With today’s release of Chrome M121, Google announced that it will introduce new generative artificial intelligence features that will make the browser easier to use. New additions include a tab organizer, a writing assistant that helps draft text, and the option to customize artwork and themes. browser. To enable these new features, the “Experience AI” switch must be toggled on the Settings page, found in the three-dot drop-down menu.
Tab Organizer will pretty much do what it says: Built-in artificial intelligence will automatically suggest ways to categorize any open tabs in your Chrome windows, and offer the option to create groups. This can be useful if you have a lot of duplicate tabs open. When you click “Organize Similar Tabs”, AI will group open pages based on topics. For example, shopping-related icons can be grouped together and the AI can suggest a name like “Ski-trip shopping tools.”

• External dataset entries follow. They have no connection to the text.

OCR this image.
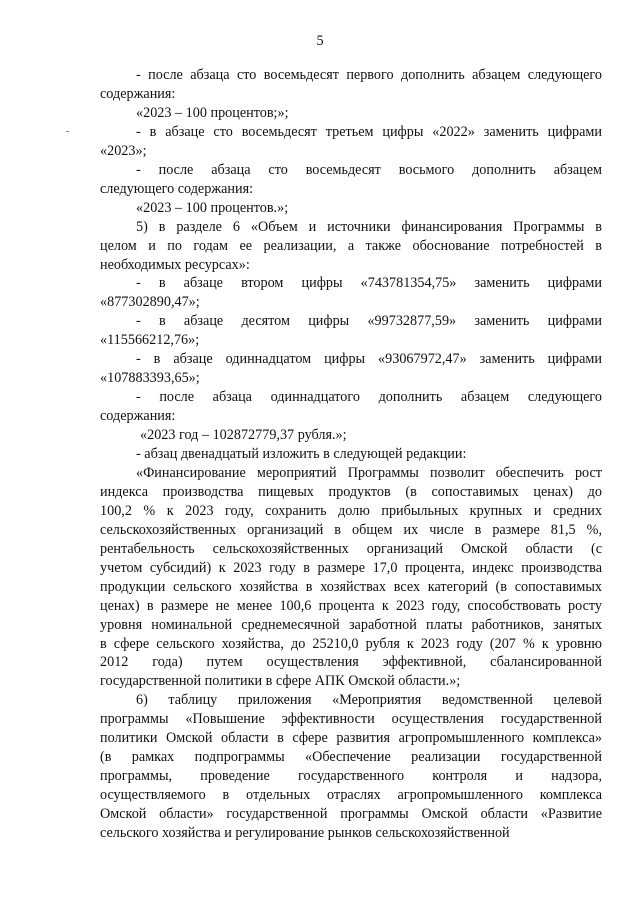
5
- после абзаца сто восемьдесят первого дополнить абзацем следующего
содержания:
«2023 – 100 процентов;»;
- в абзаце сто восемьдесят третьем цифры «2022» заменить цифрами
«2023»;
- после абзаца сто восемьдесят восьмого дополнить абзацем
следующего содержания:
«2023 – 100 процентов.»;
5) в разделе 6 «Объем и источники финансирования Программы в
целом и по годам ее реализации, а также обоснование потребностей в
необходимых ресурсах»:
- в абзаце втором цифры «743781354,75» заменить цифрами
«877302890,47»;
- в абзаце десятом цифры «99732877,59» заменить цифрами
«115566212,76»;
- в абзаце одиннадцатом цифры «93067972,47» заменить цифрами
«107883393,65»;
- после абзаца одиннадцатого дополнить абзацем следующего
содержания:
«2023 год – 102872779,37 рубля.»;
- абзац двенадцатый изложить в следующей редакции:
«Финансирование мероприятий Программы позволит обеспечить рост
индекса производства пищевых продуктов (в сопоставимых ценах) до
100,2 % к 2023 году, сохранить долю прибыльных крупных и средних
сельскохозяйственных организаций в общем их числе в размере 81,5 %,
рентабельность сельскохозяйственных организаций Омской области (с
учетом субсидий) к 2023 году в размере 17,0 процента, индекс производства
продукции сельского хозяйства в хозяйствах всех категорий (в сопоставимых
ценах) в размере не менее 100,6 процента к 2023 году, способствовать росту
уровня номинальной среднемесячной заработной платы работников, занятых
в сфере сельского хозяйства, до 25210,0 рубля к 2023 году (207 % к уровню
2012 года) путем осуществления эффективной, сбалансированной
государственной политики в сфере АПК Омской области.»;
6) таблицу приложения «Мероприятия ведомственной целевой
программы «Повышение эффективности осуществления государственной
политики Омской области в сфере развития агропромышленного комплекса»
(в рамках подпрограммы «Обеспечение реализации государственной
программы, проведение государственного контроля и надзора,
осуществляемого в отдельных отраслях агропромышленного комплекса
Омской области» государственной программы Омской области «Развитие
сельского хозяйства и регулирование рынков сельскохозяйственной
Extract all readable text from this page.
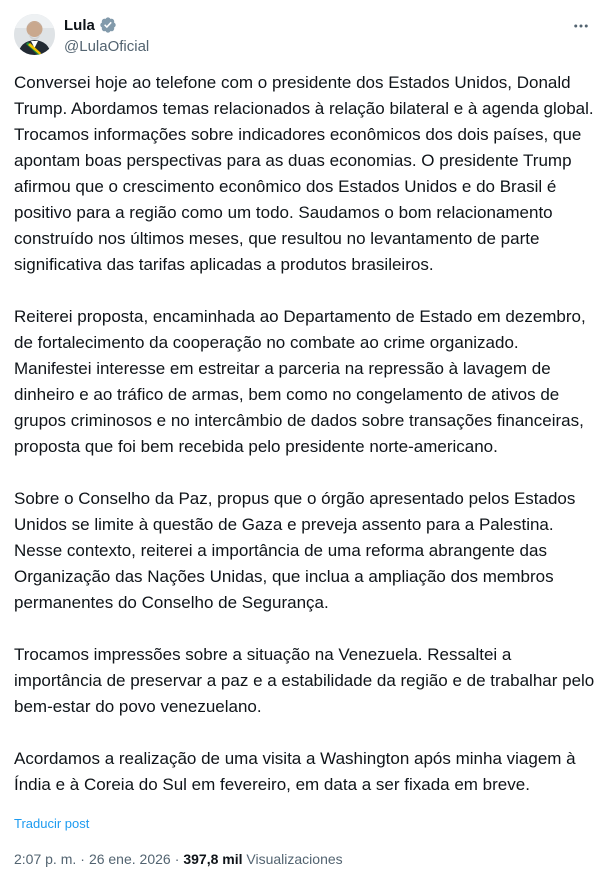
Lula
@LulaOficial

Conversei hoje ao telefone com o presidente dos Estados Unidos, Donald Trump. Abordamos temas relacionados à relação bilateral e à agenda global. Trocamos informações sobre indicadores econômicos dos dois países, que apontam boas perspectivas para as duas economias. O presidente Trump afirmou que o crescimento econômico dos Estados Unidos e do Brasil é positivo para a região como um todo. Saudamos o bom relacionamento construído nos últimos meses, que resultou no levantamento de parte significativa das tarifas aplicadas a produtos brasileiros.

Reiterei proposta, encaminhada ao Departamento de Estado em dezembro, de fortalecimento da cooperação no combate ao crime organizado. Manifestei interesse em estreitar a parceria na repressão à lavagem de dinheiro e ao tráfico de armas, bem como no congelamento de ativos de grupos criminosos e no intercâmbio de dados sobre transações financeiras, proposta que foi bem recebida pelo presidente norte-americano.

Sobre o Conselho da Paz, propus que o órgão apresentado pelos Estados Unidos se limite à questão de Gaza e preveja assento para a Palestina. Nesse contexto, reiterei a importância de uma reforma abrangente das Organização das Nações Unidas, que inclua a ampliação dos membros permanentes do Conselho de Segurança.

Trocamos impressões sobre a situação na Venezuela. Ressaltei a importância de preservar a paz e a estabilidade da região e de trabalhar pelo bem-estar do povo venezuelano.

Acordamos a realização de uma visita a Washington após minha viagem à Índia e à Coreia do Sul em fevereiro, em data a ser fixada em breve.

Traducir post
2:07 p. m. · 26 ene. 2026 · 397,8 mil Visualizaciones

Chrome’s new text assistance may also have some practical applications. It will launch as an experimental tool that will help users craft text including Google reviews or social media posts. To enable this at startup, you must select “Help me write” to offer the tool options to finish your sentences or continue the text.
Personalization is not new to many Google tools like Mail or Documents and now in Chrome web browsers, you can customize the browser’s visuals – which the company considers an extension of the AI wallpapers it recently developed for Pixel phones. To do this, you need to select the “Customize Chrome” button in the sidebar and ask the AI to create a theme for you. You can search for a description like “small beach town” or “Blade Runner vibes” and browse the AI-generated theme options before making your selection.
The introduction of these new tools will, of course, be competitive Microsoft’s artificially infused Bing engineit reintroduced AI-powered tab grouping and text composition assistant September. However, Chrome still dominates the US browser market by a wide margin, with Bing usually being included in the “others” category, well below rivals like Firefox and Opera.